L’allarme dei Presidi di Fiumicino
E la voce che Blue Whale sarebbe arrivata nel comune costiero da qualche settimana, ma trapelata solo in queste ore, si è diffusa fra i banchi di alcune scuole secondarie, fra paura e curiosità. I presidi hanno subito informato gli uomini del  commissariato locale, che hanno iniziato  le loro indagini e convocato sia i dirigenti scolastici che i rappresentanti comunali per cercare insieme una strategia di interventi.

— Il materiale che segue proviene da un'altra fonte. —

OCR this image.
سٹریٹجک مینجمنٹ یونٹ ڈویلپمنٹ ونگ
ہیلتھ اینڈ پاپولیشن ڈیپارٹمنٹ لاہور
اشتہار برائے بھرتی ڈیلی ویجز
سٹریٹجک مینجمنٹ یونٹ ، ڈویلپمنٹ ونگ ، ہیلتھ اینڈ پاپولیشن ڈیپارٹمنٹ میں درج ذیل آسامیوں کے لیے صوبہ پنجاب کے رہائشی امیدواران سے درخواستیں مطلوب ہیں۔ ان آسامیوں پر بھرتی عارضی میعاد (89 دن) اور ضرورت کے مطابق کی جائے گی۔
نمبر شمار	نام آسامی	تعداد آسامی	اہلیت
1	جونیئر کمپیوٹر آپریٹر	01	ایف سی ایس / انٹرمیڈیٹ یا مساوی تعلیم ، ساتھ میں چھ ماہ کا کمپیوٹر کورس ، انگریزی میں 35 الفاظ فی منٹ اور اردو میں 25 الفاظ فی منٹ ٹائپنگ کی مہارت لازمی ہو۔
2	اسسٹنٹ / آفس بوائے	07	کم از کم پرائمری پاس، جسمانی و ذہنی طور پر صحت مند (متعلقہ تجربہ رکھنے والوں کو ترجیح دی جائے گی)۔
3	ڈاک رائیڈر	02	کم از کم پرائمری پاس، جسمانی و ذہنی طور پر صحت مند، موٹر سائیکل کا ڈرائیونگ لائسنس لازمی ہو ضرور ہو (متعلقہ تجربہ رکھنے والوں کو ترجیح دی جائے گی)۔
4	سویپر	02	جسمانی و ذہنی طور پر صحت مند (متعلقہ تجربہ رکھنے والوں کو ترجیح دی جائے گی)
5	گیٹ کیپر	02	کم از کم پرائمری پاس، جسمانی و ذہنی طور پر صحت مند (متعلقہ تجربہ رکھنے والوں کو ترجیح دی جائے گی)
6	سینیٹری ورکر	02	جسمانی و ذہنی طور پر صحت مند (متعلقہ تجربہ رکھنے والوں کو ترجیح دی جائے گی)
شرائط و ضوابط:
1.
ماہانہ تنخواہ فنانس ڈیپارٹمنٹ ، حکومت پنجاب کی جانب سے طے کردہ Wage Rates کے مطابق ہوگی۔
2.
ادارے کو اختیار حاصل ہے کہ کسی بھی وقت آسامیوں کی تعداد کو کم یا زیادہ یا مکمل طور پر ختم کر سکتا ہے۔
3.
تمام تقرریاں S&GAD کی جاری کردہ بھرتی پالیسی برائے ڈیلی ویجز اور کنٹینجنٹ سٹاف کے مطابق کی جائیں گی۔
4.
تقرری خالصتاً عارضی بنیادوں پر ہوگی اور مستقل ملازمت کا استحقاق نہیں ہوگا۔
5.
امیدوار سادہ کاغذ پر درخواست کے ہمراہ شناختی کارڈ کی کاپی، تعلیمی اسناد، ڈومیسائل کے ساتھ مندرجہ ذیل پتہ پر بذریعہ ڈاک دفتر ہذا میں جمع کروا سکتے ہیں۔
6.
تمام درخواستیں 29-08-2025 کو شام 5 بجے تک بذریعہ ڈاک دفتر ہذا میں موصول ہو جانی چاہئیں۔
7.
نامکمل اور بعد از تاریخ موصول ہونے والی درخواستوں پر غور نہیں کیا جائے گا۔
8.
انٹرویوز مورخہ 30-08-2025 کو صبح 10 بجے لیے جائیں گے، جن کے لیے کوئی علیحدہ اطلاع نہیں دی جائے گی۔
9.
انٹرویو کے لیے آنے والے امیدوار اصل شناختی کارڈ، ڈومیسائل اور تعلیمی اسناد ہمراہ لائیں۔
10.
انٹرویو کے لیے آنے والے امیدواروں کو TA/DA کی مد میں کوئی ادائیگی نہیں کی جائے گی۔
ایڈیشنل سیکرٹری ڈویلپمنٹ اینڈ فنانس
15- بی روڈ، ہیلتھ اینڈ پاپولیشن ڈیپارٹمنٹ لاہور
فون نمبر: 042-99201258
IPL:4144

Task force assessorato e polizia
Polizia e  assessorato alla scuola hanno quindi programmato per questa settimana  alcuni  incontri che si terranno, già da domani, negli istituti  del territorio per mettere in guardia gli adolescenti a non cedere a questa sorta di trappola psicologica che porta ad uccidersi, per emulare la sofferenza della balena blu arenata sulla spiaggia e lasciata morire. “Sto cercando di mettere in piedi una macchina di ascolto  e supporto – sostiene Paolo Calicchio assessore alla scuola – che possa salvare i giovani da questo gioco estremamente pericoloso. Stiamo accertando con la polizia le storie di cui siamo a conoscenza e cercheremo di intervenire nel modo più incisivo possibile. Da padre, prima che da assessore, chiedo ai genitori di vigilare maggiormente sui loro figli che in questo momento  rischiano  davvero molto se nessuno li controlla. Perché esistono situazioni, come quelle raccontate in queste incredibili sfide, che il più delle volte  non hanno un ritorno. E  che stanno portando alla luce un substrato di patologie e malesseri profondi che stiamo scoprendo si annidano nelle giovani generazioni e di cui ne ignorano l’esistenza”.